Components have a 95% probability of getting detected and typed when a correctly oriented board is presented, whether or not the board is correctly typed. There is a 2.5% probability of not detecting a component, and a 2.5% probability of wrongly typing a component.

The above parameters are derived from our experience with a camera-based feature detection with Mask R-CNN (“Mask R-CNN”, K. He, G. Gkioxari, P. Doller and R. Girshick, 2017 IEEE International Conference on Computer Vision (ICCV), 2017, pp. 2980-2988) on boards moving on a conveyor belt. Mask R-CNN was trained on board and component annotations. Python was used as programming language and TensorFlow, Keras and imgaug to create and train the neural network. Pre- and post-processing of the images and results was performed with a combination of the following packages: sci-kit image, PILLOW, sci-kit learn, scipy, numpy. Pre-processing steps consist of resizing the image and normalizing the color channels. Post-processing steps are image stitching and “non-maximum suppression” to count boards and components only once.

FIGS. 1 and 2 provide a typical example of the picture recorded by the camera. Boards occasionally overlap and may be seen upside down half of the time. The machine learning model mask R-CNN was used to detect the type, orientation and mask of a board and component. The mask of the boards and components are used to link them to each other. Metadata can be added, such as broken or partially covered boards, board color, area, etc.

Regression Model

The fitting/training process is performed on the simulated batches. For each board and for each component, a feature vector is derived. The feature vectors are aggregated over the full batch and this aggregated vector is used in a regression model aiming at predicting the noble metal content of that batch. A linear regression model is fitted using the methods of least squares, Lasso, and ridge penalization. The Lasso regression was slightly better than the Ridge regression and outperformed the least squares method with an increasing number of training batches. The least squares method is sensitive to the existing cross correlations in the dataset.

Results

Using this scheme, it is shown in FIG. 3 that a meaningful prediction of the noble metal content can be achieved after training on about 30 batches. This is remarkably fast in view of the many different boards and components involved. It is believed that this efficiency is due to cross-correlations existing between the board types and the components mounted on them. Such cross-correlations are implied by the statistics used when creating the synthetic batches. These same cross-correlations are believed to be present in industrial reality.

The accuracy of the noble metal prediction is shown in FIG. 4. This result is more than adequate for the purpose of providing an early feedback on the material composition to the supplier of the batch, resulting e.g. in a faster payout, or for planning the further processing of the materials without having to await the results of a precise chemical assay.

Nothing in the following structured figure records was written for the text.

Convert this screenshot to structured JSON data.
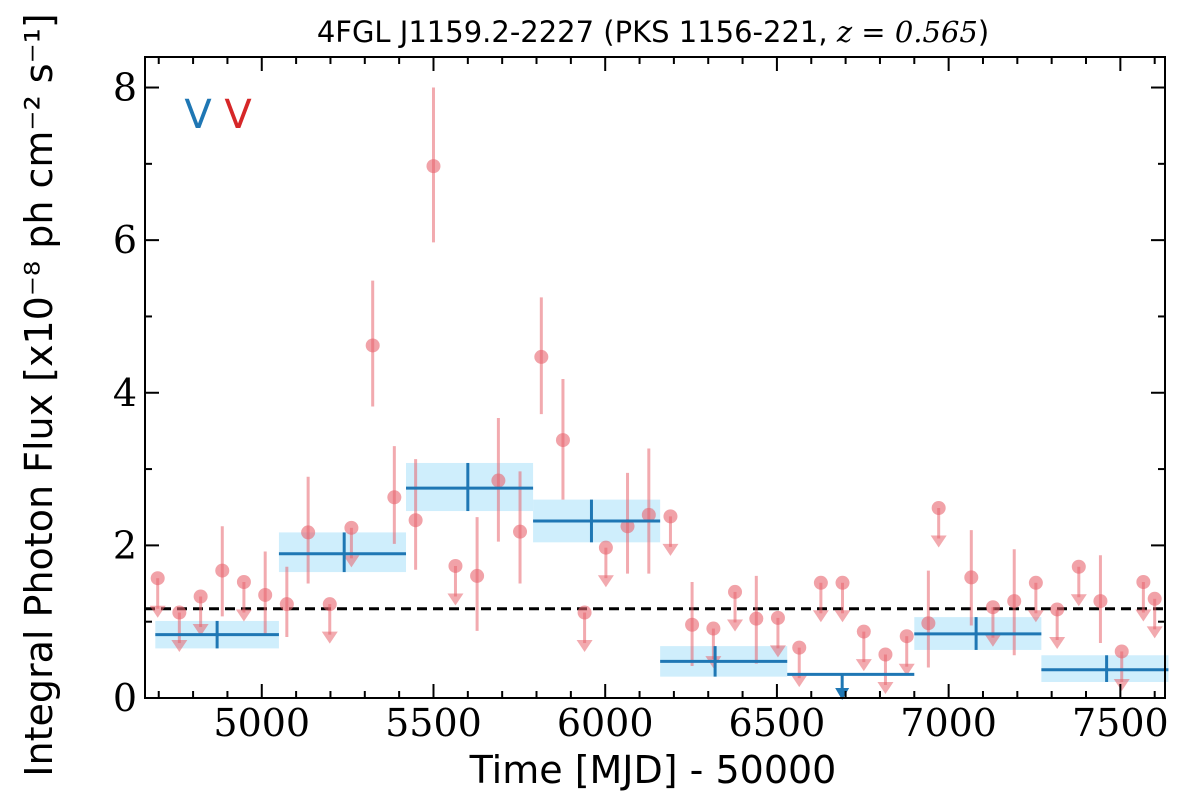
{
  "chart_data": {
    "type": "scatter",
    "title": "4FGL J1159.2-2227 (PKS 1156-221, z = 0.565)",
    "title_parts": {
      "main": "4FGL J1159.2-2227 (PKS 1156-221, ",
      "math": "z = 0.565",
      "close": ")"
    },
    "xlabel": "Time [MJD] - 50000",
    "ylabel": "Integral Photon Flux [x10⁻⁸ ph cm⁻² s⁻¹]",
    "xlim": [
      4660,
      7630
    ],
    "ylim": [
      0,
      8.4
    ],
    "x_ticks": [
      5000,
      5500,
      6000,
      6500,
      7000,
      7500
    ],
    "y_ticks": [
      0,
      2,
      4,
      6,
      8
    ],
    "grid": false,
    "reference_level": 1.17,
    "markers": [
      {
        "text": "V",
        "color": "#1f77b4"
      },
      {
        "text": "V",
        "color": "#d62728"
      }
    ],
    "colors": {
      "fine_bins": "#e8646e",
      "coarse_bins": "#1f77b4",
      "coarse_band": "#cfeefc",
      "reference": "#000000"
    },
    "series": [
      {
        "type": "binned",
        "points": [
          {
            "x": 4697,
            "y": 1.57,
            "ul": true
          },
          {
            "x": 4760,
            "y": 1.12,
            "ul": true
          },
          {
            "x": 4822,
            "y": 1.33,
            "ul": true
          },
          {
            "x": 4885,
            "y": 1.67,
            "lo": 1.07,
            "hi": 2.25
          },
          {
            "x": 4948,
            "y": 1.52,
            "ul": true
          },
          {
            "x": 5010,
            "y": 1.35,
            "lo": 0.82,
            "hi": 1.92
          },
          {
            "x": 5073,
            "y": 1.23,
            "lo": 0.8,
            "hi": 1.72
          },
          {
            "x": 5135,
            "y": 2.17,
            "lo": 1.5,
            "hi": 2.9
          },
          {
            "x": 5198,
            "y": 1.23,
            "ul": true
          },
          {
            "x": 5261,
            "y": 2.23,
            "ul": true
          },
          {
            "x": 5323,
            "y": 4.62,
            "lo": 3.82,
            "hi": 5.47
          },
          {
            "x": 5386,
            "y": 2.63,
            "lo": 2.02,
            "hi": 3.3
          },
          {
            "x": 5448,
            "y": 2.33,
            "lo": 1.68,
            "hi": 3.13
          },
          {
            "x": 5500,
            "y": 6.97,
            "lo": 5.97,
            "hi": 8.0
          },
          {
            "x": 5564,
            "y": 1.73,
            "ul": true
          },
          {
            "x": 5627,
            "y": 1.6,
            "lo": 0.88,
            "hi": 2.37
          },
          {
            "x": 5689,
            "y": 2.85,
            "lo": 2.05,
            "hi": 3.67
          },
          {
            "x": 5752,
            "y": 2.18,
            "lo": 1.5,
            "hi": 2.97
          },
          {
            "x": 5814,
            "y": 4.47,
            "lo": 3.72,
            "hi": 5.25
          },
          {
            "x": 5877,
            "y": 3.38,
            "lo": 2.6,
            "hi": 4.18
          },
          {
            "x": 5940,
            "y": 1.12,
            "ul": true
          },
          {
            "x": 6002,
            "y": 1.97,
            "ul": true
          },
          {
            "x": 6065,
            "y": 2.25,
            "lo": 1.63,
            "hi": 2.95
          },
          {
            "x": 6127,
            "y": 2.4,
            "lo": 1.63,
            "hi": 3.27
          },
          {
            "x": 6190,
            "y": 2.38,
            "ul": true
          },
          {
            "x": 6253,
            "y": 0.96,
            "lo": 0.42,
            "hi": 1.52
          },
          {
            "x": 6315,
            "y": 0.91,
            "ul": true
          },
          {
            "x": 6378,
            "y": 1.39,
            "ul": true
          },
          {
            "x": 6440,
            "y": 1.04,
            "lo": 0.45,
            "hi": 1.6
          },
          {
            "x": 6503,
            "y": 1.05,
            "ul": true
          },
          {
            "x": 6565,
            "y": 0.66,
            "ul": true
          },
          {
            "x": 6628,
            "y": 1.51,
            "ul": true
          },
          {
            "x": 6691,
            "y": 1.51,
            "ul": true
          },
          {
            "x": 6753,
            "y": 0.87,
            "ul": true
          },
          {
            "x": 6816,
            "y": 0.57,
            "ul": true
          },
          {
            "x": 6878,
            "y": 0.81,
            "ul": true
          },
          {
            "x": 6941,
            "y": 0.98,
            "lo": 0.4,
            "hi": 1.67
          },
          {
            "x": 6971,
            "y": 2.49,
            "ul": true
          },
          {
            "x": 7066,
            "y": 1.58,
            "lo": 0.95,
            "hi": 2.2
          },
          {
            "x": 7129,
            "y": 1.19,
            "ul": true
          },
          {
            "x": 7191,
            "y": 1.27,
            "lo": 0.56,
            "hi": 1.95
          },
          {
            "x": 7254,
            "y": 1.51,
            "ul": true
          },
          {
            "x": 7316,
            "y": 1.16,
            "ul": true
          },
          {
            "x": 7379,
            "y": 1.72,
            "ul": true
          },
          {
            "x": 7442,
            "y": 1.27,
            "lo": 0.72,
            "hi": 1.87
          },
          {
            "x": 7504,
            "y": 0.61,
            "ul": true
          },
          {
            "x": 7567,
            "y": 1.52,
            "ul": true
          },
          {
            "x": 7600,
            "y": 1.3,
            "ul": true
          }
        ]
      },
      {
        "type": "binned",
        "bins": [
          {
            "x0": 4690,
            "x1": 5050,
            "xc": 4870,
            "y": 0.83,
            "lo": 0.65,
            "hi": 1.01
          },
          {
            "x0": 5050,
            "x1": 5420,
            "xc": 5240,
            "y": 1.89,
            "lo": 1.65,
            "hi": 2.17
          },
          {
            "x0": 5420,
            "x1": 5790,
            "xc": 5600,
            "y": 2.75,
            "lo": 2.45,
            "hi": 3.08
          },
          {
            "x0": 5790,
            "x1": 6160,
            "xc": 5960,
            "y": 2.32,
            "lo": 2.04,
            "hi": 2.6
          },
          {
            "x0": 6160,
            "x1": 6530,
            "xc": 6320,
            "y": 0.48,
            "lo": 0.28,
            "hi": 0.68
          },
          {
            "x0": 6530,
            "x1": 6900,
            "xc": 6690,
            "y": 0.31,
            "ul": true
          },
          {
            "x0": 6900,
            "x1": 7270,
            "xc": 7080,
            "y": 0.84,
            "lo": 0.63,
            "hi": 1.06
          },
          {
            "x0": 7270,
            "x1": 7640,
            "xc": 7460,
            "y": 0.37,
            "lo": 0.21,
            "hi": 0.56
          }
        ]
      }
    ]
  }
}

Once such a system is actually exploited, the training database can easily be completed with the actual data of each batch, thus strengthening the correlation between feature vectors and chemical assays. A self-learning system is then obtained, without the need for any additional expenses or efforts other than running the fitting or training algorithm of the regression model regularly.

This achievement is particularly relevant, as a major e-waste recycler may handle several batches per day.